По завещанию Эдмона Гонкура, составленному в соответствии с желанием Жюля, все состояние братьев предназначалось в фонд ежегодных премий за лучшее художественное произведение в прозе. Премии должно было присуждать общество литераторов из десяти человек — «Академия Гонкур», созданная 19 января 1903 г.

Одна из высших литературных наград во Франции, Гонкуровская премия как бы воплощает в себе признание лучших сторон художественной манеры писателей — глубину психологического анализа, мастерство живописного описания, выразительность стиля. Именно эти творческие завоевания братьев Гонкур и обогатили реалистическую традицию французской прозы XIX в.

В конце 60-х годов молодой Золя провозгласил своим «кредо» ряд моментов, уже нашедших художественное воплощение в романах Гонкуров и впоследствии занявших прочное место в теории и практике того направления, которое Золя возглавил, дав ему имя натурализма.

 

267

ПОЭЗИЯ 50—60-х ГОДОВ. «ПАРНАС».
ЛЕКОНТ ДЕ ЛИЛЬ. БОДЛЕР. ЛОТРЕАМОН

В истории французской лирики вторая половина XIX в., по словам Луначарского, — пора «блистательно пышного расцвета». К рубежу XIX—XX столетий поэтическое первенство в Западной Европе, прежде поделенное между собой англичанами и немцами, мало-помалу переходит к французам.
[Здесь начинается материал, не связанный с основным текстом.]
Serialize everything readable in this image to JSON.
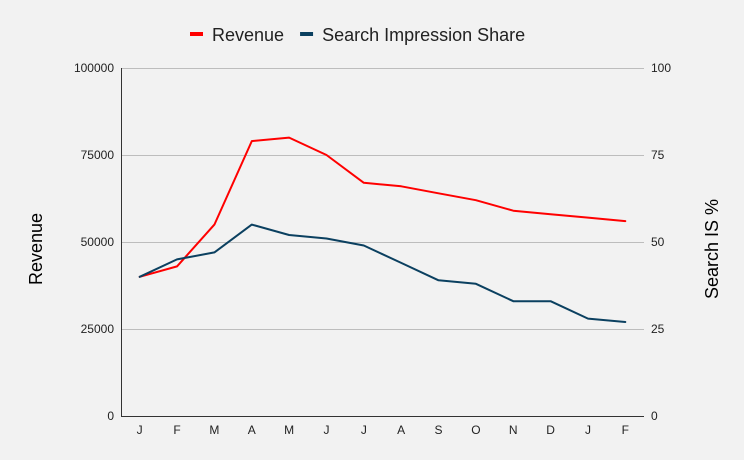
{
  "chart_data": {
    "type": "line",
    "background": "#f2f2f2",
    "categories": [
      "J",
      "F",
      "M",
      "A",
      "M",
      "J",
      "J",
      "A",
      "S",
      "O",
      "N",
      "D",
      "J",
      "F"
    ],
    "series": [
      {
        "name": "Revenue",
        "axis": "left",
        "color": "#ff0000",
        "values": [
          40000,
          43000,
          55000,
          79000,
          80000,
          75000,
          67000,
          66000,
          64000,
          62000,
          59000,
          58000,
          57000,
          56000
        ]
      },
      {
        "name": "Search Impression Share",
        "axis": "right",
        "color": "#0b4060",
        "values": [
          40,
          45,
          47,
          55,
          52,
          51,
          49,
          44,
          39,
          38,
          33,
          33,
          28,
          27
        ]
      }
    ],
    "left_axis": {
      "label": "Revenue",
      "ylim": [
        0,
        100000
      ],
      "ticks": [
        0,
        25000,
        50000,
        75000,
        100000
      ],
      "tick_labels": [
        "0",
        "25000",
        "50000",
        "75000",
        "100000"
      ]
    },
    "right_axis": {
      "label": "Search IS %",
      "ylim": [
        0,
        100
      ],
      "ticks": [
        0,
        25,
        50,
        75,
        100
      ],
      "tick_labels": [
        "0",
        "25",
        "50",
        "75",
        "100"
      ]
    },
    "grid": true,
    "legend_position": "top-center"
  }
}
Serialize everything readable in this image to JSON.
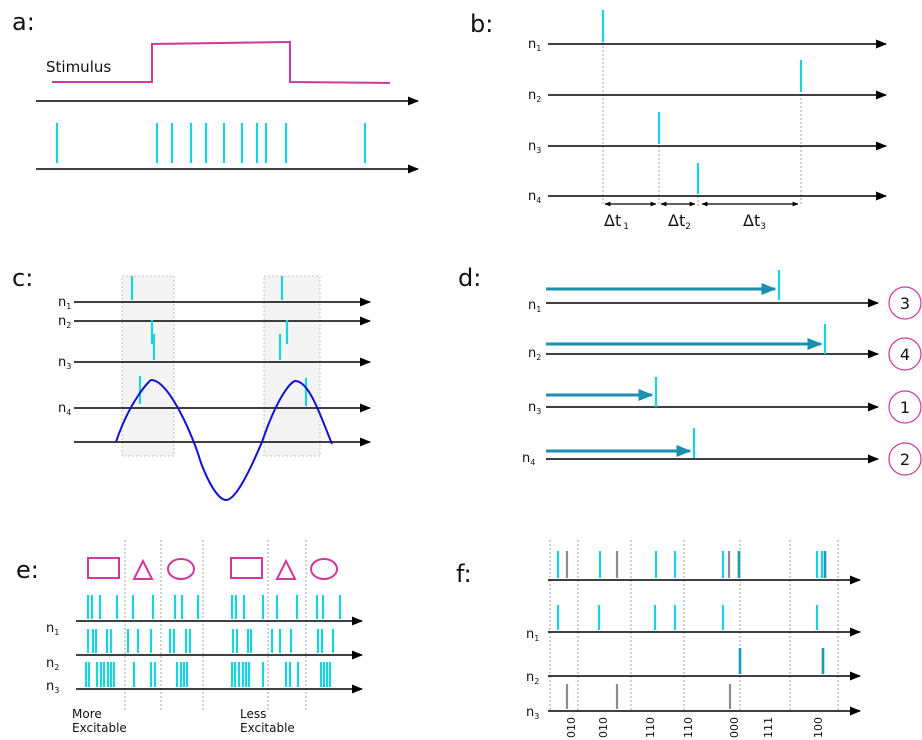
{
  "panels": {
    "a": {
      "label": "a:",
      "stimulus_label": "Stimulus"
    },
    "b": {
      "label": "b:",
      "neurons": [
        {
          "base": "n",
          "sub": "1"
        },
        {
          "base": "n",
          "sub": "2"
        },
        {
          "base": "n",
          "sub": "3"
        },
        {
          "base": "n",
          "sub": "4"
        }
      ],
      "intervals": [
        {
          "base": "Δt",
          "sub": "1"
        },
        {
          "base": "Δt",
          "sub": "2"
        },
        {
          "base": "Δt",
          "sub": "3"
        }
      ]
    },
    "c": {
      "label": "c:",
      "neurons": [
        {
          "base": "n",
          "sub": "1"
        },
        {
          "base": "n",
          "sub": "2"
        },
        {
          "base": "n",
          "sub": "3"
        },
        {
          "base": "n",
          "sub": "4"
        }
      ]
    },
    "d": {
      "label": "d:",
      "neurons": [
        {
          "base": "n",
          "sub": "1",
          "rank": "3"
        },
        {
          "base": "n",
          "sub": "2",
          "rank": "4"
        },
        {
          "base": "n",
          "sub": "3",
          "rank": "1"
        },
        {
          "base": "n",
          "sub": "4",
          "rank": "2"
        }
      ]
    },
    "e": {
      "label": "e:",
      "neurons": [
        {
          "base": "n",
          "sub": "1"
        },
        {
          "base": "n",
          "sub": "2"
        },
        {
          "base": "n",
          "sub": "3"
        }
      ],
      "caption_left": [
        "More",
        "Excitable"
      ],
      "caption_right": [
        "Less",
        "Excitable"
      ]
    },
    "f": {
      "label": "f:",
      "neurons": [
        {
          "base": "n",
          "sub": "1"
        },
        {
          "base": "n",
          "sub": "2"
        },
        {
          "base": "n",
          "sub": "3"
        }
      ],
      "codes": [
        "010",
        "010",
        "110",
        "110",
        "000",
        "111",
        "100"
      ]
    }
  },
  "colors": {
    "spike": "#19d3e0",
    "spike_dark": "#1a9bb8",
    "spike_gray": "#8c8c8c",
    "stimulus": "#d0389c",
    "oscillation": "#1010d0",
    "rank_circle": "#d0389c"
  }
}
Бытовавшие подчас и в самой Франции толки о врожденной суховатости, рассудочном риторстве «галло-романского» здравомыслия хотя и не смолкли совсем, однако после Бодлера, Верлена, Рембо, Малларме поутихли.

Между тем столь же очевиден, требует внятных объяснений, а по-своему и помогает нащупать причину этих достижений разительный парадокс: никогда еще раньше, да, пожалуй, и позже во Франции не было таким прочным убеждение многих стихотворцев, и как раз тех, которые пошли по новым путям, что им выпала недобрая доля жить и работать в обстановке цивилизации недужной, клонящейся к старческому упадку.

Пути Франции в дальнейшем не подтвердили тех мрачных сетований и чересчур поспешных приговоров. Однако они позволяют различить, откуда взялись ущербные кризисные умонастроения. Источник их — крутой исторический перепад в атмосфере еще вчера напористо сражавшейся республиканской демократии, убыль и иссякание ее наступательного духа. Дав простор — с 1871 г. уже необратимо,

268

без стеснительных помех — торгашескому делячеству и политиканской возне, она тяготела все сильнее к самодовольно-охранительному застою, стремительно опошляясь, мельчала и мелела. Перед воцарившейся снизу доверху удручающей «разлученностью действия и мечты» (Бодлер) умы незаурядно одаренные, с несуетными запросами испытывали понятную подавленность, воспринимая происходившее вокруг как свое неизбывное злосчастье, чреватое для них уделом изгнанников в болоте сытой серой обывательщины. Сами по себе жизни певцов «конца века», как окрестили они свое время, сплавив хронологическую отсылку к истекавшему календарному столетию и намек на библейский «конец света», — сплошь и рядом участь отверженных по собственному предпочтению, черпавших, впрочем, в своем добровольном изгойстве гордыню, отмеченных судьбой, избранных среди званых.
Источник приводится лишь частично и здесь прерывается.